Last thing I have to mentioned is that libnet-1.0 use too much u_long. u_long will take 8 bytes on a 64-bit machine but 4 bytes on a 32-bit one.

You have to care about that because it will build tcp header with incorrect length of source address and destination address.

I don't know how nemesis(which depends on libnet-1.0) works well on amd64 machines…

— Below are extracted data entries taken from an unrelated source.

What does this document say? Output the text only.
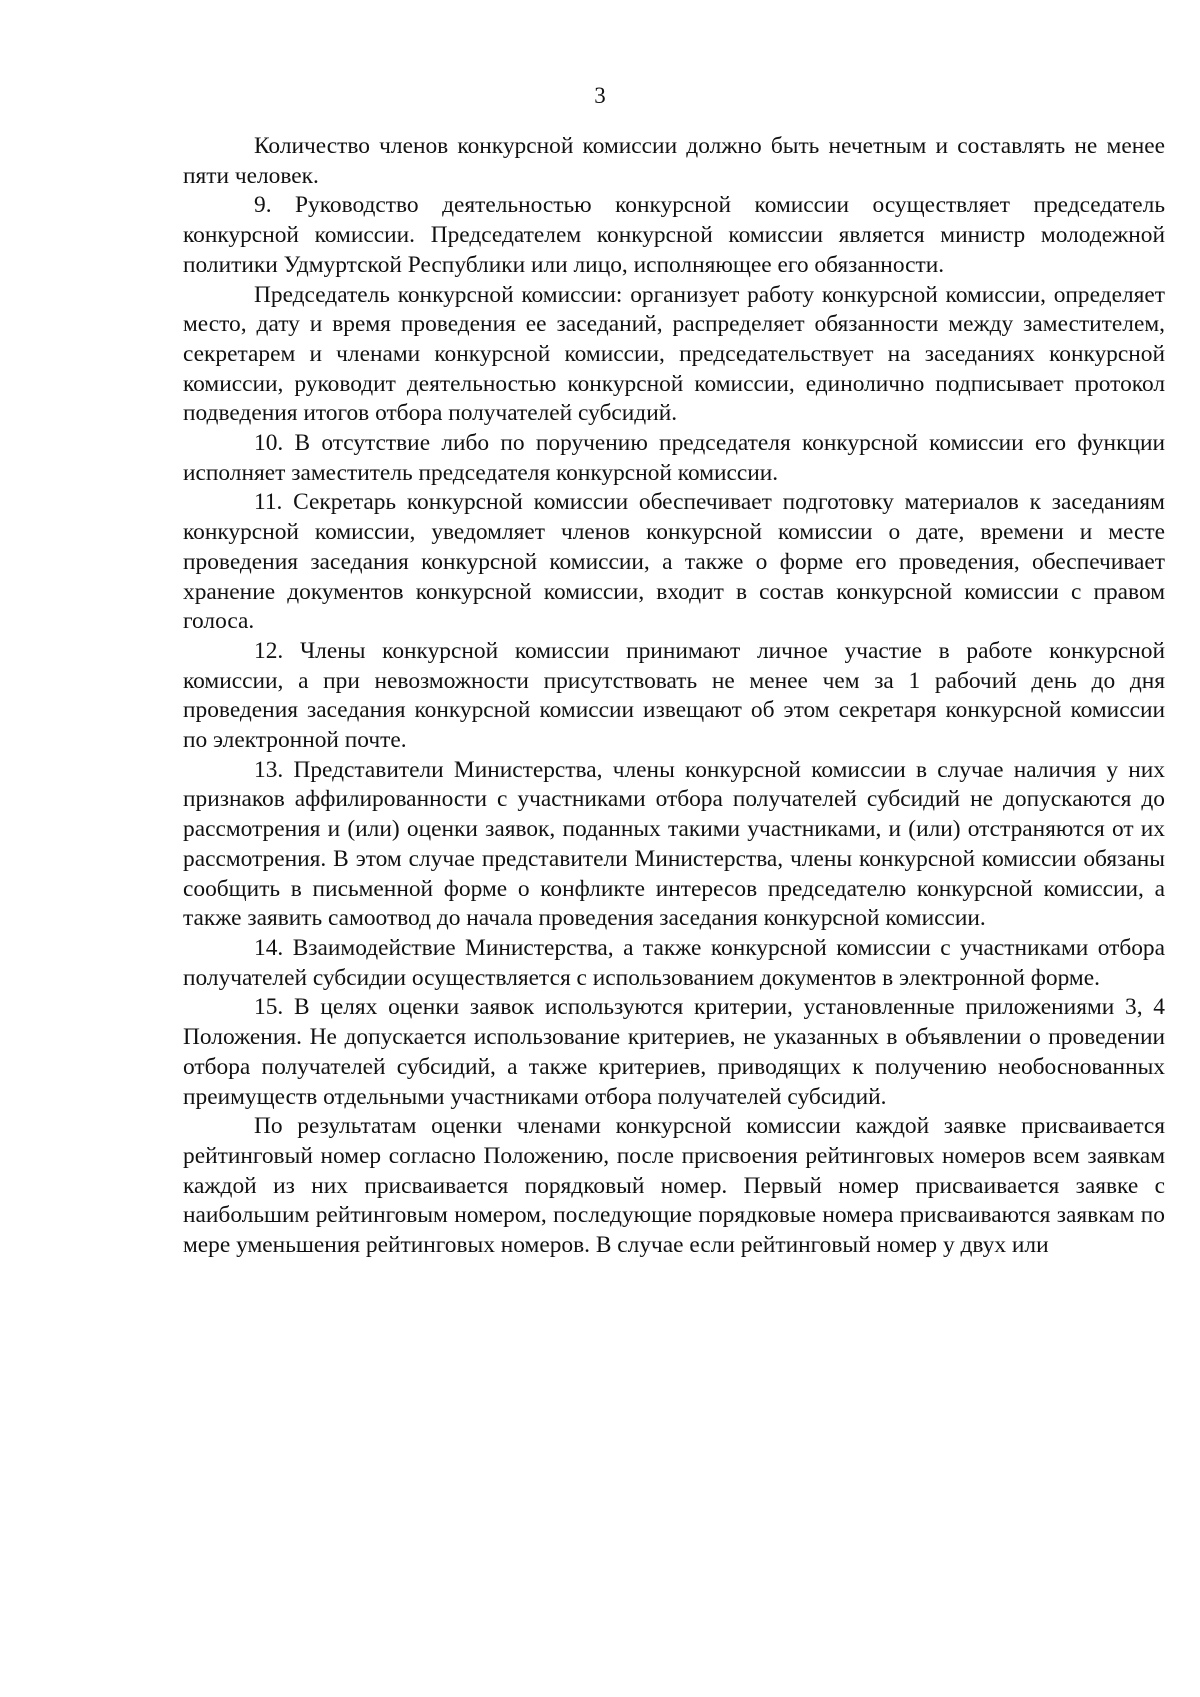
3

Количество членов конкурсной комиссии должно быть нечетным и составлять не менее пяти человек.

9. Руководство деятельностью конкурсной комиссии осуществляет председатель конкурсной комиссии. Председателем конкурсной комиссии является министр молодежной политики Удмуртской Республики или лицо, исполняющее его обязанности.

Председатель конкурсной комиссии: организует работу конкурсной комиссии, определяет место, дату и время проведения ее заседаний, распределяет обязанности между заместителем, секретарем и членами конкурсной комиссии, председательствует на заседаниях конкурсной комиссии, руководит деятельностью конкурсной комиссии, единолично подписывает протокол подведения итогов отбора получателей субсидий.

10. В отсутствие либо по поручению председателя конкурсной комиссии его функции исполняет заместитель председателя конкурсной комиссии.

11. Секретарь конкурсной комиссии обеспечивает подготовку материалов к заседаниям конкурсной комиссии, уведомляет членов конкурсной комиссии о дате, времени и месте проведения заседания конкурсной комиссии, а также о форме его проведения, обеспечивает хранение документов конкурсной комиссии, входит в состав конкурсной комиссии с правом голоса.

12. Члены конкурсной комиссии принимают личное участие в работе конкурсной комиссии, а при невозможности присутствовать не менее чем за 1 рабочий день до дня проведения заседания конкурсной комиссии извещают об этом секретаря конкурсной комиссии по электронной почте.

13. Представители Министерства, члены конкурсной комиссии в случае наличия у них признаков аффилированности с участниками отбора получателей субсидий не допускаются до рассмотрения и (или) оценки заявок, поданных такими участниками, и (или) отстраняются от их рассмотрения. В этом случае представители Министерства, члены конкурсной комиссии обязаны сообщить в письменной форме о конфликте интересов председателю конкурсной комиссии, а также заявить самоотвод до начала проведения заседания конкурсной комиссии.

14. Взаимодействие Министерства, а также конкурсной комиссии с участниками отбора получателей субсидии осуществляется с использованием документов в электронной форме.

15. В целях оценки заявок используются критерии, установленные приложениями 3, 4 Положения. Не допускается использование критериев, не указанных в объявлении о проведении отбора получателей субсидий, а также критериев, приводящих к получению необоснованных преимуществ отдельными участниками отбора получателей субсидий.

По результатам оценки членами конкурсной комиссии каждой заявке присваивается рейтинговый номер согласно Положению, после присвоения рейтинговых номеров всем заявкам каждой из них присваивается порядковый номер. Первый номер присваивается заявке с наибольшим рейтинговым номером, последующие порядковые номера присваиваются заявкам по мере уменьшения рейтинговых номеров. В случае если рейтинговый номер у двух или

To compile and link with libnet-1.0 on gentoo amd64 architecture, try something like this:

gcc `libnet-1.0-config --defines` -o rst_hijack rst_hijack.c -lnet-1.0 -lpcap

Enable IP Forward

When you want to try arp sproofing or arp poisoning, enable the ip forward for the kernel:

echo 1 > /proc/sys/net/ipv4/ip_forward 

drop previledge

bash version 2 will drop previlege when run with setuid. So lots of root shell will falls to normal user without setresuid.

Some other things

Examine by man before you try the program in this book.

For example, in update_info, add (void *) in to avoid warning. In connectback_shell.s the connect syscall won't save file descriptor in eax. Lots of include was lost in this book…

Some Other Thoughts on This Book

Amazing!!When You first get a root shell in an exploitation, you can't stop jumping out of the chair! The book is simple and introductory, but both interesting and insight. I really like it.

Hacker's Tools

Man is most important, Google is the second.

Prof. Li Yinong

Consult to man if you are stuck, then search in google(NOT BAIDU).

  • gcc to compile
  • gdb to debug/attach, use as calculation and so on.
  • objdump to be used as a disassembler to view executable in assembly form
  • nm to list symbols in many kinds of files
  • perl for one line exploitation
  • python for one line exploitation
  • hexdump to dump binary files into hex
  • shell to facilitate with exploitation.
  • many unix tools like od/sed/awk/bc and so on may be useful.

About net hack, You may like to use:

  • libnet to inject packets
  • libpcap to capture packets
  • tcpdump to capture and show packets
  • dsniff to sniff the net and arp poison
  • netcat, wow, swiss knife
  • telnet, a good client to use
  • ettercap/nessus/metasploit and so on.